TestCoefficientP-Value
Pearson0.18660.0
Spearman0.18390.0
Kendall0.14230.0

The P-value of 0.0 across all tests confirms that the relationship is statistically significant—the pattern is not due to random chance. However, the correlation coefficients (ranging from 0.14 to 0.19) indicate a weak positive correlation.

Verdict: while older packages are slightly more likely to have issues, inactivity alone is not a strong predictor of insecurity. It is a contributing factor, but certainly not a definitive smoking gun.


Does more dependencies increase vulnerability risks?

There is a common sentiment in software engineering:

“Every line of code is a liability.”

By extension, every additional dependency you add expands your potential attack surface.

I wanted to test this by looking at the Total Dependency Count. Put simply: Does a higher number of dependencies directly increase the probability of a crate having vulnerability flags?

Using the full dependency tree size (all_deps column) as a measure of complexity, let’s see if “heavier” crates are actually more dangerous than lightweight ones, based on vulnerability and unsound advisories.


TestCoefficientP-Value
Pearson0.34720.0
Spearman0.56110.0
Kendall0.44860.0

As in the previous analysis, the P-value of 0.0 across all tests confirms that the relationship is statistically significant—the pattern is not due to random chance.

However, unlike the previous analysis on freshness, the correlation coefficients here (ranging from 0.35 to 0.56) indicate a moderate to strong positive correlation. The Spearman coefficient of 0.56 is particularly notable, suggesting that as dependency ranks increase, risk ranks rise consistently.
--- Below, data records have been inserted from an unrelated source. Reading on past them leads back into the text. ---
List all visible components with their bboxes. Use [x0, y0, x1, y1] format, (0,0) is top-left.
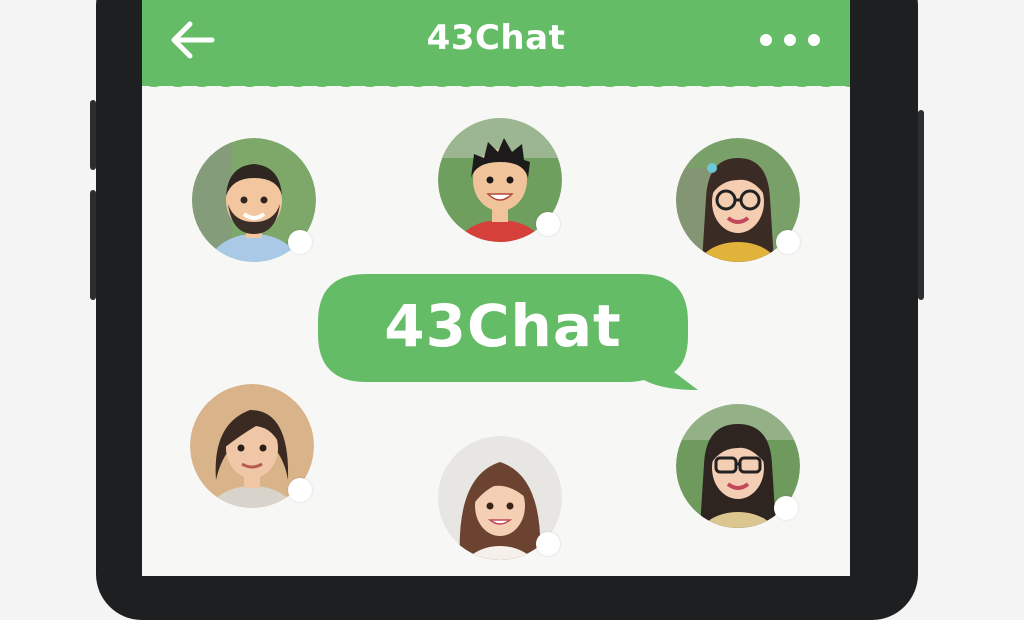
app-title: 43Chat — [426, 18, 566, 58]
online-status-dot — [536, 212, 560, 236]
contact-avatar-3[interactable] — [676, 138, 800, 262]
app-header: 43Chat — [142, 0, 850, 86]
contact-avatar-5[interactable] — [438, 436, 562, 560]
online-status-dot — [536, 532, 560, 556]
volume-button — [90, 190, 96, 300]
app-logo-bubble: 43Chat — [318, 272, 702, 400]
contact-avatar-1[interactable] — [192, 138, 316, 262]
contact-avatar-6[interactable] — [676, 404, 800, 528]
phone-screen: 43Chat 43Chat — [142, 0, 850, 576]
side-button — [90, 100, 96, 170]
online-status-dot — [288, 230, 312, 254]
contact-avatar-2[interactable] — [438, 118, 562, 242]
online-status-dot — [776, 230, 800, 254]
online-status-dot — [774, 496, 798, 520]
more-options-button[interactable] — [758, 28, 822, 52]
more-horizontal-icon — [760, 34, 820, 46]
logo-text: 43Chat — [384, 292, 622, 360]
contact-avatar-4[interactable] — [190, 384, 314, 508]
online-status-dot — [288, 478, 312, 502]
header-wave-edge — [142, 82, 850, 87]
power-button — [918, 110, 924, 300]
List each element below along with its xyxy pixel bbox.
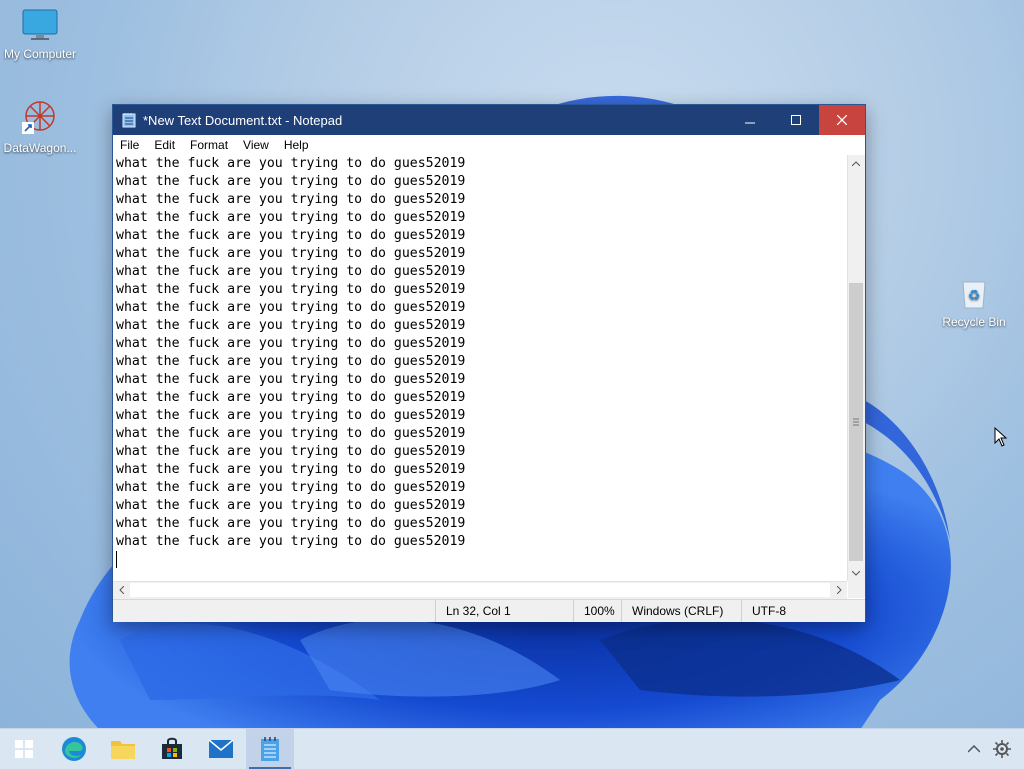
- status-line-ending: Windows (CRLF): [621, 600, 740, 622]
- menu-help[interactable]: Help: [277, 138, 317, 152]
- start-button[interactable]: [0, 729, 48, 769]
- status-encoding: UTF-8: [741, 600, 852, 622]
- tray-settings-button[interactable]: [984, 729, 1020, 769]
- text-line[interactable]: what the fuck are you trying to do gues5…: [113, 515, 847, 533]
- menu-format[interactable]: Format: [183, 138, 236, 152]
- scroll-right-icon[interactable]: [831, 582, 847, 598]
- horizontal-scrollbar[interactable]: [113, 581, 847, 599]
- text-line[interactable]: what the fuck are you trying to do gues5…: [113, 425, 847, 443]
- text-line[interactable]: what the fuck are you trying to do gues5…: [113, 209, 847, 227]
- status-bar: Ln 32, Col 1 100% Windows (CRLF) UTF-8: [113, 599, 865, 622]
- minimize-icon: [745, 122, 755, 124]
- gear-icon: [993, 740, 1011, 758]
- notepad-window: *New Text Document.txt - Notepad File Ed…: [112, 104, 866, 622]
- mouse-cursor-icon: [994, 426, 1008, 452]
- menu-bar: File Edit Format View Help: [113, 135, 865, 155]
- desktop-icon-recycle-bin[interactable]: ♻ Recycle Bin: [934, 276, 1014, 329]
- text-line[interactable]: what the fuck are you trying to do gues5…: [113, 227, 847, 245]
- taskbar: [0, 728, 1024, 769]
- text-line[interactable]: what the fuck are you trying to do gues5…: [113, 263, 847, 281]
- taskbar-mail[interactable]: [197, 729, 245, 769]
- text-line[interactable]: what the fuck are you trying to do gues5…: [113, 407, 847, 425]
- edge-browser-icon: [62, 737, 86, 761]
- taskbar-notepad[interactable]: [246, 729, 294, 769]
- text-editor[interactable]: what the fuck are you trying to do gues5…: [113, 155, 847, 581]
- minimize-button[interactable]: [727, 105, 773, 135]
- window-title: *New Text Document.txt - Notepad: [143, 112, 343, 128]
- recycle-bin-icon: ♻: [934, 276, 1014, 313]
- desktop-icon-datawagon[interactable]: DataWagon...: [0, 96, 80, 155]
- notepad-icon: [261, 737, 279, 761]
- text-line[interactable]: what the fuck are you trying to do gues5…: [113, 299, 847, 317]
- text-line[interactable]: what the fuck are you trying to do gues5…: [113, 191, 847, 209]
- monitor-icon: [0, 8, 80, 45]
- text-line[interactable]: what the fuck are you trying to do gues5…: [113, 533, 847, 551]
- file-explorer-icon: [111, 741, 135, 759]
- scrollbar-corner: [848, 581, 865, 598]
- chevron-up-icon: [968, 745, 980, 753]
- scroll-up-icon[interactable]: [848, 155, 864, 171]
- text-line[interactable]: what the fuck are you trying to do gues5…: [113, 281, 847, 299]
- desktop-icon-label: DataWagon...: [3, 141, 77, 155]
- text-line[interactable]: what the fuck are you trying to do gues5…: [113, 371, 847, 389]
- text-line[interactable]: what the fuck are you trying to do gues5…: [113, 173, 847, 191]
- mail-icon: [208, 739, 234, 758]
- title-bar[interactable]: *New Text Document.txt - Notepad: [113, 105, 865, 135]
- vertical-scroll-thumb[interactable]: [849, 283, 863, 561]
- desktop-icon-label: Recycle Bin: [942, 315, 1006, 329]
- windows-start-icon: [15, 740, 33, 758]
- text-line[interactable]: what the fuck are you trying to do gues5…: [113, 443, 847, 461]
- text-line[interactable]: what the fuck are you trying to do gues5…: [113, 461, 847, 479]
- horizontal-scroll-track[interactable]: [130, 583, 830, 597]
- datawagon-icon: [0, 96, 80, 139]
- taskbar-file-explorer[interactable]: [99, 729, 147, 769]
- text-line[interactable]: what the fuck are you trying to do gues5…: [113, 353, 847, 371]
- scroll-down-icon[interactable]: [848, 565, 864, 581]
- maximize-icon: [791, 115, 801, 125]
- text-caret: [116, 551, 117, 568]
- menu-edit[interactable]: Edit: [147, 138, 183, 152]
- text-line[interactable]: what the fuck are you trying to do gues5…: [113, 317, 847, 335]
- scroll-left-icon[interactable]: [113, 582, 129, 598]
- store-icon: [162, 737, 182, 759]
- maximize-button[interactable]: [773, 105, 819, 135]
- close-button[interactable]: [819, 105, 865, 135]
- taskbar-store[interactable]: [148, 729, 196, 769]
- text-line[interactable]: what the fuck are you trying to do gues5…: [113, 245, 847, 263]
- text-line[interactable]: what the fuck are you trying to do gues5…: [113, 479, 847, 497]
- svg-text:♻: ♻: [968, 288, 981, 304]
- status-position: Ln 32, Col 1: [435, 600, 572, 622]
- text-line[interactable]: what the fuck are you trying to do gues5…: [113, 389, 847, 407]
- status-zoom: 100%: [573, 600, 622, 622]
- text-line[interactable]: what the fuck are you trying to do gues5…: [113, 335, 847, 353]
- vertical-scrollbar[interactable]: [847, 155, 865, 581]
- text-line[interactable]: what the fuck are you trying to do gues5…: [113, 155, 847, 173]
- desktop-icon-my-computer[interactable]: My Computer: [0, 8, 80, 61]
- desktop-icon-label: My Computer: [3, 47, 77, 61]
- taskbar-edge[interactable]: [50, 729, 98, 769]
- menu-file[interactable]: File: [113, 138, 147, 152]
- text-line[interactable]: [113, 551, 847, 569]
- close-icon: [837, 115, 847, 125]
- notepad-app-icon: [122, 112, 136, 128]
- menu-view[interactable]: View: [236, 138, 277, 152]
- text-line[interactable]: what the fuck are you trying to do gues5…: [113, 497, 847, 515]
Verdict: the data strongly supports the liability hypothesis. Increasing the size of the dependency tree directly and significantly increases the risk of inheriting a vulnerability. Complexity is a much stronger predictor of insecurity than age.


Conclusion & Next Steps

If you scrolled past the data to get to the end, don’t worry—I can’t blame you! 😉

The analysis shows a quite concerning situation in the Rust ecosystem. A significant portion, around 30%, of actively used crates fail to pass a standard configuration of the cargo-deny tool.
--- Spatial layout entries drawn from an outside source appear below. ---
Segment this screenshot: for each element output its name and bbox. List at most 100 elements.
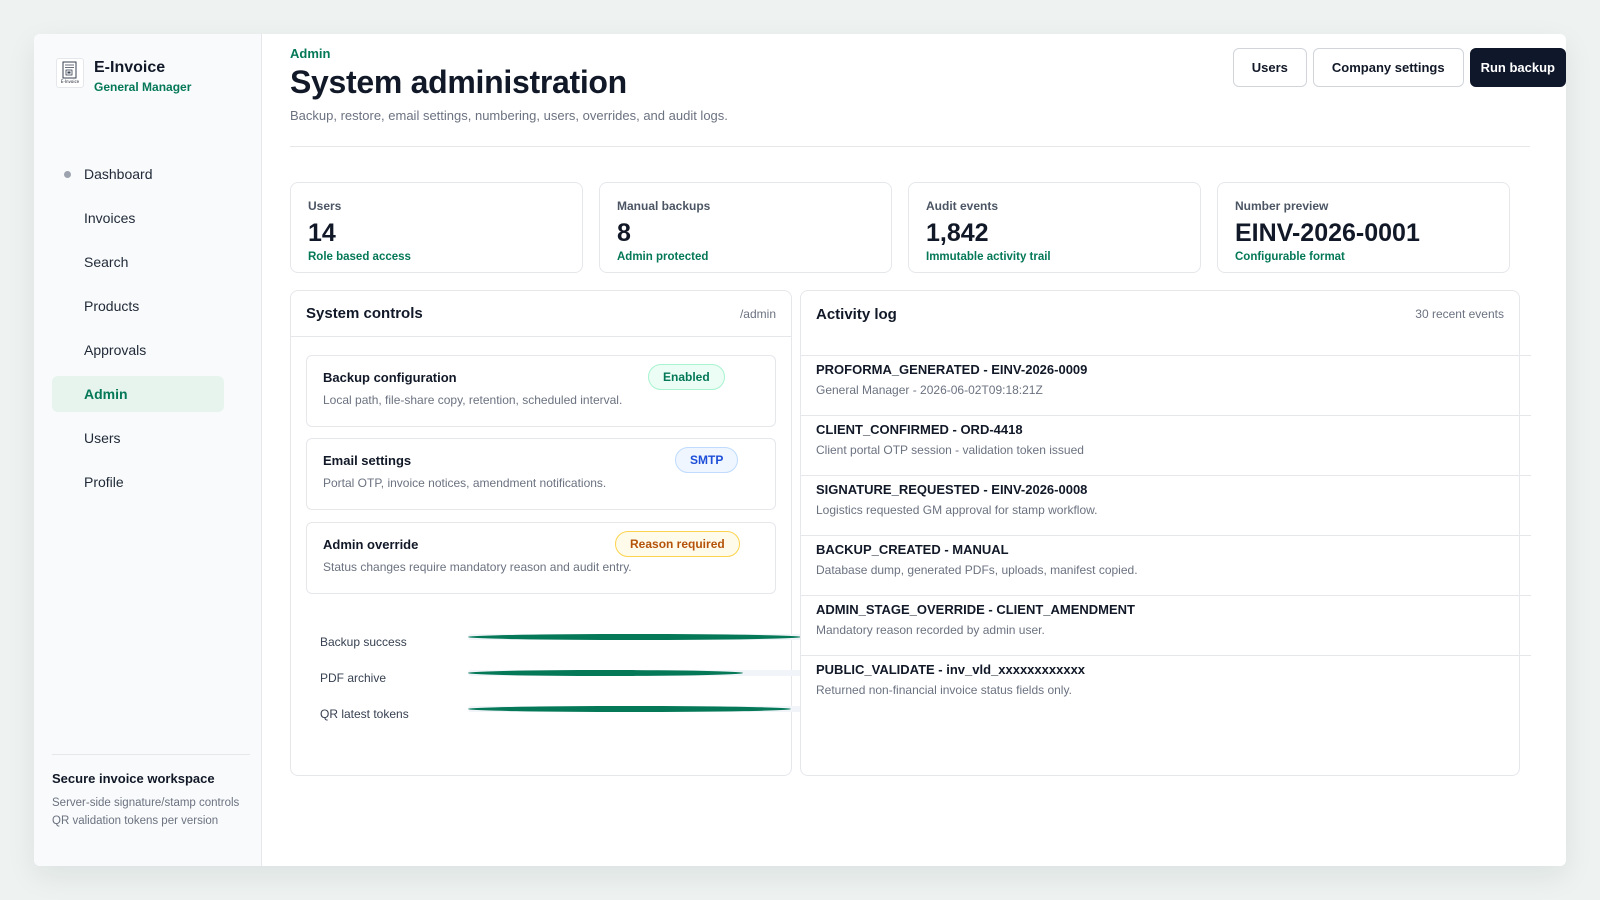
stat-label: Number preview <box>1235 199 1329 213</box>
list-item[interactable]: CLIENT_CONFIRMED - ORD-4418 Client porta… <box>801 415 1531 475</box>
event-detail: Database dump, generated PDFs, uploads, … <box>816 563 1138 577</box>
sidebar-footer-line: Server-side signature/stamp controls <box>52 797 240 809</box>
sidebar-item-label: Users <box>84 430 121 446</box>
sidebar-item-approvals[interactable]: Approvals <box>52 332 224 368</box>
sidebar-item-label: Products <box>84 298 140 314</box>
stat-label: Manual backups <box>617 199 711 213</box>
sidebar-item-label: Approvals <box>84 342 147 358</box>
page-title: System administration <box>290 64 627 100</box>
control-email-settings[interactable]: Email settings Portal OTP, invoice notic… <box>306 438 776 510</box>
sidebar-footer: Secure invoice workspace Server-side sig… <box>52 754 250 830</box>
progress-fill <box>468 670 744 676</box>
panel-title: System controls <box>306 305 423 322</box>
event-title: PROFORMA_GENERATED - EINV-2026-0009 <box>816 362 1088 377</box>
event-title: ADMIN_STAGE_OVERRIDE - CLIENT_AMENDMENT <box>816 602 1136 617</box>
sidebar-item-label: Search <box>84 254 129 270</box>
list-item[interactable]: SIGNATURE_REQUESTED - EINV-2026-0008 Log… <box>801 475 1531 535</box>
status-badge: Enabled <box>648 364 725 390</box>
bar-label: PDF archive <box>320 671 387 685</box>
control-description: Portal OTP, invoice notices, amendment n… <box>323 476 607 490</box>
status-badge: SMTP <box>675 447 739 473</box>
event-count: 30 recent events <box>1415 307 1504 321</box>
run-backup-button[interactable]: Run backup <box>1469 48 1566 87</box>
event-detail: Mandatory reason recorded by admin user. <box>816 623 1045 637</box>
company-settings-button[interactable]: Company settings <box>1312 48 1464 87</box>
sidebar-item-users[interactable]: Users <box>52 420 224 456</box>
progress-track <box>468 634 808 640</box>
main-content: Admin System administration Backup, rest… <box>262 34 1566 866</box>
stat-label: Users <box>308 199 342 213</box>
panel-title: Activity log <box>816 305 897 323</box>
progress-track <box>468 706 808 712</box>
activity-list: PROFORMA_GENERATED - EINV-2026-0009 Gene… <box>801 355 1531 715</box>
stat-note: Immutable activity trail <box>926 251 1051 263</box>
breadcrumb[interactable]: Admin <box>290 46 330 61</box>
sidebar-item-profile[interactable]: Profile <box>52 464 224 500</box>
stat-card-users: Users 14 Role based access <box>290 182 583 273</box>
control-backup-configuration[interactable]: Backup configuration Local path, file-sh… <box>306 355 776 427</box>
sidebar-footer-line: QR validation tokens per version <box>52 815 219 827</box>
dot-icon <box>64 171 71 178</box>
control-description: Status changes require mandatory reason … <box>323 560 632 574</box>
header-divider <box>290 146 1530 147</box>
sidebar-item-label: Profile <box>84 474 124 490</box>
stat-card-backups: Manual backups 8 Admin protected <box>599 182 892 273</box>
control-title: Email settings <box>323 453 412 468</box>
sidebar-item-invoices[interactable]: Invoices <box>52 200 224 236</box>
sidebar-item-label: Admin <box>84 386 128 402</box>
event-title: PUBLIC_VALIDATE - inv_vld_xxxxxxxxxxxx <box>816 662 1086 677</box>
users-button[interactable]: Users <box>1232 48 1307 87</box>
stat-card-number-preview: Number preview EINV-2026-0001 Configurab… <box>1217 182 1510 273</box>
status-badge: Reason required <box>615 531 740 557</box>
event-title: BACKUP_CREATED - MANUAL <box>816 542 1009 557</box>
brand[interactable]: E-Invoice E-Invoice General Manager <box>56 58 191 96</box>
stat-label: Audit events <box>926 199 999 213</box>
progress-fill <box>468 634 802 640</box>
event-title: CLIENT_CONFIRMED - ORD-4418 <box>816 422 1023 437</box>
bar-label: QR latest tokens <box>320 707 409 721</box>
event-detail: Returned non-financial invoice status fi… <box>816 683 1072 697</box>
header-actions: Users Company settings Run backup <box>1232 48 1566 87</box>
stat-note: Role based access <box>308 251 411 263</box>
sidebar-footer-title: Secure invoice workspace <box>52 771 215 786</box>
stat-note: Admin protected <box>617 251 709 263</box>
sidebar-item-products[interactable]: Products <box>52 288 224 324</box>
control-title: Admin override <box>323 537 419 552</box>
list-item[interactable]: BACKUP_CREATED - MANUAL Database dump, g… <box>801 535 1531 595</box>
panel-header: System controls /admin <box>291 291 791 337</box>
list-item[interactable]: PROFORMA_GENERATED - EINV-2026-0009 Gene… <box>801 355 1531 415</box>
sidebar-item-dashboard[interactable]: Dashboard <box>52 156 224 192</box>
stat-value: 1,842 <box>926 219 989 247</box>
stats-row: Users 14 Role based access Manual backup… <box>290 182 1510 273</box>
list-item[interactable]: ADMIN_STAGE_OVERRIDE - CLIENT_AMENDMENT … <box>801 595 1531 655</box>
sidebar-item-search[interactable]: Search <box>52 244 224 280</box>
brand-role: General Manager <box>94 80 192 94</box>
brand-title: E-Invoice <box>94 59 166 76</box>
app-window: E-Invoice E-Invoice General Manager Dash… <box>34 34 1566 866</box>
panel-header: Activity log 30 recent events <box>801 291 1519 337</box>
invoice-logo-icon: E-Invoice <box>56 58 84 88</box>
event-title: SIGNATURE_REQUESTED - EINV-2026-0008 <box>816 482 1088 497</box>
panel-path: /admin <box>739 306 776 321</box>
control-admin-override[interactable]: Admin override Status changes require ma… <box>306 522 776 594</box>
event-detail: General Manager - 2026-06-02T09:18:21Z <box>816 383 1043 397</box>
progress-track <box>468 670 808 676</box>
bar-row-pdf-archive: PDF archive <box>320 662 820 698</box>
health-bars: Backup success PDF archive QR latest tok… <box>320 626 820 734</box>
control-description: Local path, file-share copy, retention, … <box>323 393 623 407</box>
bar-label: Backup success <box>320 635 407 649</box>
sidebar: E-Invoice E-Invoice General Manager Dash… <box>34 34 262 866</box>
bar-row-qr-latest-tokens: QR latest tokens <box>320 698 820 734</box>
list-item[interactable]: PUBLIC_VALIDATE - inv_vld_xxxxxxxxxxxx R… <box>801 655 1531 715</box>
stat-value: EINV-2026-0001 <box>1235 219 1420 247</box>
sidebar-item-label: Invoices <box>84 210 136 226</box>
sidebar-nav: Dashboard Invoices Search Products Appro… <box>52 156 224 508</box>
stat-value: 14 <box>308 219 336 247</box>
sidebar-item-admin[interactable]: Admin <box>52 376 224 412</box>
event-detail: Logistics requested GM approval for stam… <box>816 503 1098 517</box>
sidebar-item-label: Dashboard <box>84 166 153 182</box>
stat-value: 8 <box>617 219 631 247</box>
stat-card-audit-events: Audit events 1,842 Immutable activity tr… <box>908 182 1201 273</box>
stat-note: Configurable format <box>1235 251 1345 263</box>
activity-log-panel: Activity log 30 recent events PROFORMA_G… <box>800 290 1531 776</box>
Beyond the raw numbers, the data uncovers a clear chain of causality regarding project safety:

More dependenciesHigher complexityHigher vulnerability risk

While the ecosystem is vibrant, this complexity penalty suggests that blindly adding packages is a dangerous strategy.

What to do ?

Security is not a state, it is a process.

Based on these findings, here are three immediate steps you can take to improve your projects:

  1. Integrate Auditing Tooling: Don’t wait for a breach. Add tools like cargo-deny to your CI/CD pipeline today to catch vulnerabilities before they merge.
  2. Prune Your Tree: Be wise and cautious when adding new dependencies. Every crate you add brings its own tree of transitive dependencies—and potential risks.
  3. Be an Active Collaborator: The ecosystem is only as strong as its contributors. If you encounter a vulnerability or an unmaintained crate,consider submitting a PR or offering to help maintain it rather than just waiting for a fix.

The Rust ecosystem is growing up, so our practices for consuming it must mature as well and thats how everyone could step forward and help improving it 🚀.